Have Australians traded away their liberty for a safe but barely human life—in a humanly meaningful sense? At what point can a line be drawn? What if the rulers decide that they like this regime as is, this New Normal?
Are we, too, in danger of ‘building back’ into a ‘New Normal’ that is anything but normal in terms of the deepest needs of human nature? The comparison that Friedersdorf makes to Communist societies of the note too distant past are not really over wrought. The differences lie in this: In Australia and other parts of the West this neurotic concentration on personal safety at the expense of all other human considerations has been embraced by a significant portion of the population. It expresses their worldview. Thus, the draconian measures of full on totalitarianism have, to a great extent, not been necessary.
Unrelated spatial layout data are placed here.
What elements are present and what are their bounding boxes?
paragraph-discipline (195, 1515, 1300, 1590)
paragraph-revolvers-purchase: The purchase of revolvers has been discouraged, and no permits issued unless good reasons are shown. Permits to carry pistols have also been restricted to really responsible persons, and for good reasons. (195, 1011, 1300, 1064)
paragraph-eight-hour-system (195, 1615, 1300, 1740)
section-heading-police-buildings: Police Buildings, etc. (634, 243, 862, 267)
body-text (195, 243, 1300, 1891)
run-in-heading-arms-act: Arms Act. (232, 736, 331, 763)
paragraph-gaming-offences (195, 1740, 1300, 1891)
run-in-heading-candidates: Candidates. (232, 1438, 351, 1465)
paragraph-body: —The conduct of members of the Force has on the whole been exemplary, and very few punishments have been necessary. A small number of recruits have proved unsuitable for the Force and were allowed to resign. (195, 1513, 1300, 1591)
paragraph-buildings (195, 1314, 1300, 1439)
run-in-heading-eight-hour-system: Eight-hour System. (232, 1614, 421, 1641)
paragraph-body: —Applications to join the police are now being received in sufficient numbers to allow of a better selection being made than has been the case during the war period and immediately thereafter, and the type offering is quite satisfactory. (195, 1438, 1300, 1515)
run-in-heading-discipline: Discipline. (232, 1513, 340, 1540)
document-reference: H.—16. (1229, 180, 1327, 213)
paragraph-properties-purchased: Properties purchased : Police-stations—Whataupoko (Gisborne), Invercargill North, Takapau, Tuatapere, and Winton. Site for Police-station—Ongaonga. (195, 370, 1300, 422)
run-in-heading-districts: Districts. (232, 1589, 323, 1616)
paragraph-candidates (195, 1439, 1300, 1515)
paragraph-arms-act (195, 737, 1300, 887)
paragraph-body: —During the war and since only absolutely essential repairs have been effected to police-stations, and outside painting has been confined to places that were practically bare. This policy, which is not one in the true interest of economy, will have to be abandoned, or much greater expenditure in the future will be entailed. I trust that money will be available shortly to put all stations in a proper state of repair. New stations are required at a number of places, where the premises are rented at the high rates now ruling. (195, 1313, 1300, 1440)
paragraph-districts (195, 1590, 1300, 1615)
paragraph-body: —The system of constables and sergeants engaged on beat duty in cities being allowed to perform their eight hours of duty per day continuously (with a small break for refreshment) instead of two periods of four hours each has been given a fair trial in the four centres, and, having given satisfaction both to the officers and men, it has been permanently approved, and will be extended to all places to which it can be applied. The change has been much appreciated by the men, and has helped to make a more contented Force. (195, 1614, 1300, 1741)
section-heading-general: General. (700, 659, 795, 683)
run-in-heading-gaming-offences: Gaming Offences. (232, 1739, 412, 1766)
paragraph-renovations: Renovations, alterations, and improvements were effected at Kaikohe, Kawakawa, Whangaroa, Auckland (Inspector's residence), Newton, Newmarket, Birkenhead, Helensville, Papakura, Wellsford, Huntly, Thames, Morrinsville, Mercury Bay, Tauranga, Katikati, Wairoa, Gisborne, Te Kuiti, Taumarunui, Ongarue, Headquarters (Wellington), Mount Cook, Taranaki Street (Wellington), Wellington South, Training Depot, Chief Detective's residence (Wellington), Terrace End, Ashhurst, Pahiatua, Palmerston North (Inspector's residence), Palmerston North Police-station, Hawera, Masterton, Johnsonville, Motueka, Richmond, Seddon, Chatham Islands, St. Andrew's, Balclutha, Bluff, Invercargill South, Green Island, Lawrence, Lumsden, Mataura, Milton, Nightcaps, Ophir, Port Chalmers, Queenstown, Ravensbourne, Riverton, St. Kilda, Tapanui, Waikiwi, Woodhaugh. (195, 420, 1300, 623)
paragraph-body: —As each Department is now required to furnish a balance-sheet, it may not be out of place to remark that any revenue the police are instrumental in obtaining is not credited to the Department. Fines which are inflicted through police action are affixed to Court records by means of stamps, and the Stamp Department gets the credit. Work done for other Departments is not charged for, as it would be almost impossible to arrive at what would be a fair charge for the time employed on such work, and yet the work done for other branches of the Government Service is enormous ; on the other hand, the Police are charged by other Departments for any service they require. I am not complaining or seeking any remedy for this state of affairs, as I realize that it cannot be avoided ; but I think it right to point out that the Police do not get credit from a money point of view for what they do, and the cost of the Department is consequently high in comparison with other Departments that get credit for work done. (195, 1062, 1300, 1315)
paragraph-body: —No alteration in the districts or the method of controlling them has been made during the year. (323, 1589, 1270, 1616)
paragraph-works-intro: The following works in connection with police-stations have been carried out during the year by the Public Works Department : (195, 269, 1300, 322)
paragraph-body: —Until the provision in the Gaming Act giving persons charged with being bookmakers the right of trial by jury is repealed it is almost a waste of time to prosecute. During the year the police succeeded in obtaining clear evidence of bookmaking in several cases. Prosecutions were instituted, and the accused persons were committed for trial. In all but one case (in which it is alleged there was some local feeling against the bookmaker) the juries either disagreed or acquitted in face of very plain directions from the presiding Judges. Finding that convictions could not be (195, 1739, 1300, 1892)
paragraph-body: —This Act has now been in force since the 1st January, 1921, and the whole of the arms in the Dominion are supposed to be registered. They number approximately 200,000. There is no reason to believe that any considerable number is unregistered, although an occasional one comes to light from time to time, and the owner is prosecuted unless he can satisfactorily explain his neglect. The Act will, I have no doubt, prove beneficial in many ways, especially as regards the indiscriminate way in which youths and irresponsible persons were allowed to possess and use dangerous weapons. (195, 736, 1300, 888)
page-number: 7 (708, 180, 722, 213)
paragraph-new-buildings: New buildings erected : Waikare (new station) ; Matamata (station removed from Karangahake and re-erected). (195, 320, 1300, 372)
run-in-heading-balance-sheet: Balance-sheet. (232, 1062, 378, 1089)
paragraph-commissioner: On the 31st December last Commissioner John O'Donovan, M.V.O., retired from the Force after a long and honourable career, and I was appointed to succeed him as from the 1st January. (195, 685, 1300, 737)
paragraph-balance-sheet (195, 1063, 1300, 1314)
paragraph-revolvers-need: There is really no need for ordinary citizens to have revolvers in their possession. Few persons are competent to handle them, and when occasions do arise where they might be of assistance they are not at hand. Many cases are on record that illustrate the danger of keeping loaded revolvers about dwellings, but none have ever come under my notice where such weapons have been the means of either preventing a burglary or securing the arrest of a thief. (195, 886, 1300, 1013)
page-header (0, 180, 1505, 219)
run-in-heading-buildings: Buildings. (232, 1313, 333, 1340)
The subjects have largely shackled themselves.
It remains to be seen whether they have also thrown away the key to their shackles. That liberals like Friedersdorf, writing at a liberal outlet, are beginning to question what’s going on is at least one hopeful sign—among others—that a broader anti-regime consensus could emerge.
You won't be free. You won't be happy. You will exist...at the Whim of the State.
"Pray tell, my brother,
Why do dictators kill
and make war?
Is it for glory; for things,
for beliefs, for hatred,
for power?
Yes, but more,
because they can."
https://www.hawaii.edu/powerkills/welcome.html
The idea that government officials (in Australia or elsewhere) have the "right" to restrict personal liberty and suspend representative government based on some sort of Benthamite calculus known only to them is repulsive and is doomed to fail under any measure. The fact that the "vaccines" do not prevent getting or spreading the virus nullifies any social value of mandating them and renders such mandates as discriminatory against those who believe in personal autonomy. Even if they worked, there is no precedent or basis for any modern western government taking the actions they are taking.
To your point about the needs of human nature, some have argued that freedom is the ability to act in a way that potentiates positive change in the world. This is the Protestant conception of freedom (derived from Luther) and presupposes that God is the sole source of all that is good and therefore is the source of all freedom we have. Christians also believe that reconciliation with God is the source of happiness (Ecclesiastes 2:26, Matthew 25). So sitting at home collecting a check won't do it. One of the errors of the founders, in my opinion, was to explicitly identify "the pursuit of happiness" as a universal right. Understanding it in that way leads to mistaken libertine and the utilitarian views (not to mention exponential expansion of government). In fact, for the Christian at least, happiness is a gift rather than a privilege and it is associated with religious liberty. But then again, is Australia still a Christian nation? Are any of the western nations still Christian?